MIAMI — In his first face-off with his rivals for the 2020 Democratic nomination, Joe Biden came off as a candidate trapped in amber.
It wasn’t just that his age and his rustiness showed, though they did. The real problem was that Biden seemed to have been dropped onto the center of the debate stage from a different era and looked bewildered at times for having found himself there.
He indignantly defended the record he has built and the values he has displayed over nearly half a century in public life, while showing lapses in his grasp of the fact that the country has moved forward.
All of this might be the foundation for a reassuring, sepia-toned message in the fall of 2020, one that could help win back some older white voters who helped elect Trump.
But first, he has to get that far. It was mystifying that Biden did not appear to have expected or prepared for attacks from opponents who share his views on most issues. No doubt, his performance raised worries among Democrats as to whether he, as their nominee, could do any better at withstanding an onslaught from Trump and the Republicans.
Sen. Kamala D. Harris (D-Calif.) was the most skillful at exposing Biden’s vulnerabilities, particularly on race, which could undercut his standing with African Americans who have warm feelings about the eight years he spent as President Barack Obama’s vice president.
Harris told Biden that to many like herself, his recent, ill-considered boasts about being able to work with segregationist senators in decades past stirred no fond memories of a time when even adversaries could find common ground. “It was hurtful to hear you talk about the reputations of two United States senators who built their reputations and career on the segregation of race in this country,” Harris said.
But the real affront, she added, was in Biden’s own actions. “You also worked with them to oppose busing,” Harris said. “And you know, there was a little girl in California who was part of the second class to integrate her public schools, and she was bused to school every day. And that little girl was me.”
Biden compounded the damage with a meandering defense echoing one of the arguments that defenders of segregation themselves often used: that he did not oppose integration but merely wanted to assure decisions from Washington would not override local control of education.

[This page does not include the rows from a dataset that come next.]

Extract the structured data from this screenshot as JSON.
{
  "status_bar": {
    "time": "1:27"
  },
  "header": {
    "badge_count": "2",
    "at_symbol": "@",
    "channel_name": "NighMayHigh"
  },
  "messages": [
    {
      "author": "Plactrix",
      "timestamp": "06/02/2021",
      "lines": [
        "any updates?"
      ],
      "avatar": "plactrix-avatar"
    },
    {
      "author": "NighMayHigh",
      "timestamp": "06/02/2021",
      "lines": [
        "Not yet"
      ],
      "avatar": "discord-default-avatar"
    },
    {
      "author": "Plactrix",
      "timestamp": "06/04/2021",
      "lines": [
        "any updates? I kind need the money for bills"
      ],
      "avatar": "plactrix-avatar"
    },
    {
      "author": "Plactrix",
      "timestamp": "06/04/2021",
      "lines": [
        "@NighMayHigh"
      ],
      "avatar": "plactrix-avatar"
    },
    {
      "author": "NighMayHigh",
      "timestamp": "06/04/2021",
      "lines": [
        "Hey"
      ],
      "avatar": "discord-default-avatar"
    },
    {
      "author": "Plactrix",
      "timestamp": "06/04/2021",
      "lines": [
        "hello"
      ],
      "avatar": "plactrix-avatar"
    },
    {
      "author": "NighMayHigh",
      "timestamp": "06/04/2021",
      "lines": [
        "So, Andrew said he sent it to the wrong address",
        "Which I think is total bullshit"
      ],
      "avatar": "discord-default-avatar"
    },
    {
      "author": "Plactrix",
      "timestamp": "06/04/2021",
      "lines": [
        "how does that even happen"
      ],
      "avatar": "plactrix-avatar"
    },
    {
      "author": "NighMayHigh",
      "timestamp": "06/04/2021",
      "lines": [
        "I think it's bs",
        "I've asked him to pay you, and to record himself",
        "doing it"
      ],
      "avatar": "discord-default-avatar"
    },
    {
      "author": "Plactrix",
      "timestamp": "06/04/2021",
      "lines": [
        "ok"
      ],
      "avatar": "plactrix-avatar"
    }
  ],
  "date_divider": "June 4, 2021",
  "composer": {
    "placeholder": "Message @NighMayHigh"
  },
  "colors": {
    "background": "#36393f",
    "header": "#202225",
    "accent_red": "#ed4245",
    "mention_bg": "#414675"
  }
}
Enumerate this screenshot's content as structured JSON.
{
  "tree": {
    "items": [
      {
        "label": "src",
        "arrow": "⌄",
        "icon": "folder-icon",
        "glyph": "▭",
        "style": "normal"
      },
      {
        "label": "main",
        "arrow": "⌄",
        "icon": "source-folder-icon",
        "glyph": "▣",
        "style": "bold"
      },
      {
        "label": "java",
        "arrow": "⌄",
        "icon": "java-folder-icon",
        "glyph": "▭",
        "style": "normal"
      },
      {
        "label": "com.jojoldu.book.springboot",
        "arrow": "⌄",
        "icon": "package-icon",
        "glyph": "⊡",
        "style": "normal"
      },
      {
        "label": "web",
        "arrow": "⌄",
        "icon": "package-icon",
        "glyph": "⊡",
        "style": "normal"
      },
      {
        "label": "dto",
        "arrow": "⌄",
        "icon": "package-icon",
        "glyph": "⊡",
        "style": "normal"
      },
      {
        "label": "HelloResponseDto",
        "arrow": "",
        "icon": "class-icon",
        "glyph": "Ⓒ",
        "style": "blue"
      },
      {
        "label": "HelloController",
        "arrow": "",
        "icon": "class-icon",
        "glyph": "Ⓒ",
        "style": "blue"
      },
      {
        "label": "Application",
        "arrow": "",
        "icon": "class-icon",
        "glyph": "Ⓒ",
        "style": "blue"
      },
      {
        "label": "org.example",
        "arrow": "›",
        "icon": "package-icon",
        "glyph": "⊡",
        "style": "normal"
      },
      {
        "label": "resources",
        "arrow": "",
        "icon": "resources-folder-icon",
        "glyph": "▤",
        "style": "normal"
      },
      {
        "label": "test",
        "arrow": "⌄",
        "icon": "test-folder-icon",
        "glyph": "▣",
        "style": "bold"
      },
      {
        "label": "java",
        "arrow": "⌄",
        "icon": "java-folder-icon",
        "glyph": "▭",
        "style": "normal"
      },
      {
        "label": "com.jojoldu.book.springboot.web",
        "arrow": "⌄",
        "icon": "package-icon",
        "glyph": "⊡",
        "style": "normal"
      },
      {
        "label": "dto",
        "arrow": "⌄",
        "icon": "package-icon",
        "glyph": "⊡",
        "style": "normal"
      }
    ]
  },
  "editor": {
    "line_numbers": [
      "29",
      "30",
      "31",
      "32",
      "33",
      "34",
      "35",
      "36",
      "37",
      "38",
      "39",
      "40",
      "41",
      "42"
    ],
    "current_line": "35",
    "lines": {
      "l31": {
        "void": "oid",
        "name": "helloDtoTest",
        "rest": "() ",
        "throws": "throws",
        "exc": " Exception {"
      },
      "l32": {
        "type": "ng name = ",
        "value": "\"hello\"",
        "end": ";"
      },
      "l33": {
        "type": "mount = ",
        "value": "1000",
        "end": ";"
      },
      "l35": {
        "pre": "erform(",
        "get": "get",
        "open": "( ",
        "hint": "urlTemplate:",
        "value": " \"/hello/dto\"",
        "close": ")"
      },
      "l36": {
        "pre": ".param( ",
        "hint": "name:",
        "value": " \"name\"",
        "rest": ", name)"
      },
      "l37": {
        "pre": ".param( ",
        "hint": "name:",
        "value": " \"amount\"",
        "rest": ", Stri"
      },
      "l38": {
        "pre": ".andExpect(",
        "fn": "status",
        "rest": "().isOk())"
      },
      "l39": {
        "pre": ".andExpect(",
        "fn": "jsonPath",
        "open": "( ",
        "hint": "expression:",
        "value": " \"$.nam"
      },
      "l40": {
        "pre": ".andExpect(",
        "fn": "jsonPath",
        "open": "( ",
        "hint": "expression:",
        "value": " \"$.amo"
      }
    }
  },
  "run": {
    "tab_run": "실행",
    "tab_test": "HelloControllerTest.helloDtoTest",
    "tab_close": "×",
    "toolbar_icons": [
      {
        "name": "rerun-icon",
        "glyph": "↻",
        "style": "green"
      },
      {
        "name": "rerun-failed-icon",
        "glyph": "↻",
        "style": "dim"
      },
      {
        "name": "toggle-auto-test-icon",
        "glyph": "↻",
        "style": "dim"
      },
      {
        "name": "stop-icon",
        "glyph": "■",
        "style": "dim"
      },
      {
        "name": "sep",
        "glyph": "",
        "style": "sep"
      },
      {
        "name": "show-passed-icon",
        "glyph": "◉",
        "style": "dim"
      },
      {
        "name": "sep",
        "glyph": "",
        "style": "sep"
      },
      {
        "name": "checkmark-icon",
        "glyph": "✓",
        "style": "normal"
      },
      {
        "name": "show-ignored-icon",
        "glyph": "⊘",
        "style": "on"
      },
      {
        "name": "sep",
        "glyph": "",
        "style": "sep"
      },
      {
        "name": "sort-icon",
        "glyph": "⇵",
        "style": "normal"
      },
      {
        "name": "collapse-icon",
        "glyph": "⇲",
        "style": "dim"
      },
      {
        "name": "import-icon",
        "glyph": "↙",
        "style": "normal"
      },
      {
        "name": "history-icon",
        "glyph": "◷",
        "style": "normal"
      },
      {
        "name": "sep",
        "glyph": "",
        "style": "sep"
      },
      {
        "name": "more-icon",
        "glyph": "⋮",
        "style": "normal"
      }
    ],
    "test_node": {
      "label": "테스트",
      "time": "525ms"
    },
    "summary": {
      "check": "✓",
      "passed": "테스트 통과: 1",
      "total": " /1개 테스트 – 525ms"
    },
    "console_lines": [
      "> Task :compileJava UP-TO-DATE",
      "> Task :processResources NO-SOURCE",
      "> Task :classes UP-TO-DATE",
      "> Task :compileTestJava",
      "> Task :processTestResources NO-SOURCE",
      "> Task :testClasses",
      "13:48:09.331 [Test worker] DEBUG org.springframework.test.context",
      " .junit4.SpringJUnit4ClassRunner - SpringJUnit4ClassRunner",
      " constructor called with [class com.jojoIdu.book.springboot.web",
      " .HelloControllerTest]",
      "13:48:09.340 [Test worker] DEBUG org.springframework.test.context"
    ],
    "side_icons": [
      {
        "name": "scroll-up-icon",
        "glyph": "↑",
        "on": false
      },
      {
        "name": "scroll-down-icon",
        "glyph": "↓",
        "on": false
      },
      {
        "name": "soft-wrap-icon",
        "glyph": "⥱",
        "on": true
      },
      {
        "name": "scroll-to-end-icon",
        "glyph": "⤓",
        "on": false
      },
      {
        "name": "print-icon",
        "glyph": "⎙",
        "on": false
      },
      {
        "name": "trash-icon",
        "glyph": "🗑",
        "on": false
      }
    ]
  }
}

“Well, there was a failure of states to integrate public schools in America,” Harris shot back. “So that’s where the federal government must step in. That’s why we have the Voting Rights Act and the Civil Rights Act.”
While the night belonged to Harris, she was not the only one to put a dent in Biden’s image as an elder statesman and conciliator. When Biden lauded himself for his ability to persuade Senate Majority Leader Mitch McConnell (R-Ky.) to raise the top tax rate in 2012, it was Sen. Michael F. Bennet (D-Colo.) who swooped in.
“The deal that he talked about with Mitch McConnell was a complete victory for the tea party,” Bennet said. “It extended the Bush tax cuts permanently. The Democratic Party had been running against that for 10 years. . . . That was a great deal for Mitch McConnell.”
Nor did Biden offer much of a defense when Obama’s record of deporting 3 million illegal migrants was raised, except to say: “President Obama, I think, did a heck of a job. To compare him to what this guy [Trump] is doing is absolutely, I find, immoral.”
A single debate, even one as disastrous as we saw on Thursday night, will not seal Biden’s fate. But it might have recalibrated expectations. His strategy thus far has been to hold himself apart from the fray and keep his focus on maintaining his viability as a choice in the general election against Trump.
Now, however, the fray has come to him, and he can no longer hold it back. A double onus is on Biden — to come to a more honest reckoning with his past and to outline a vision of the future that manages to be both convincing and inspiring.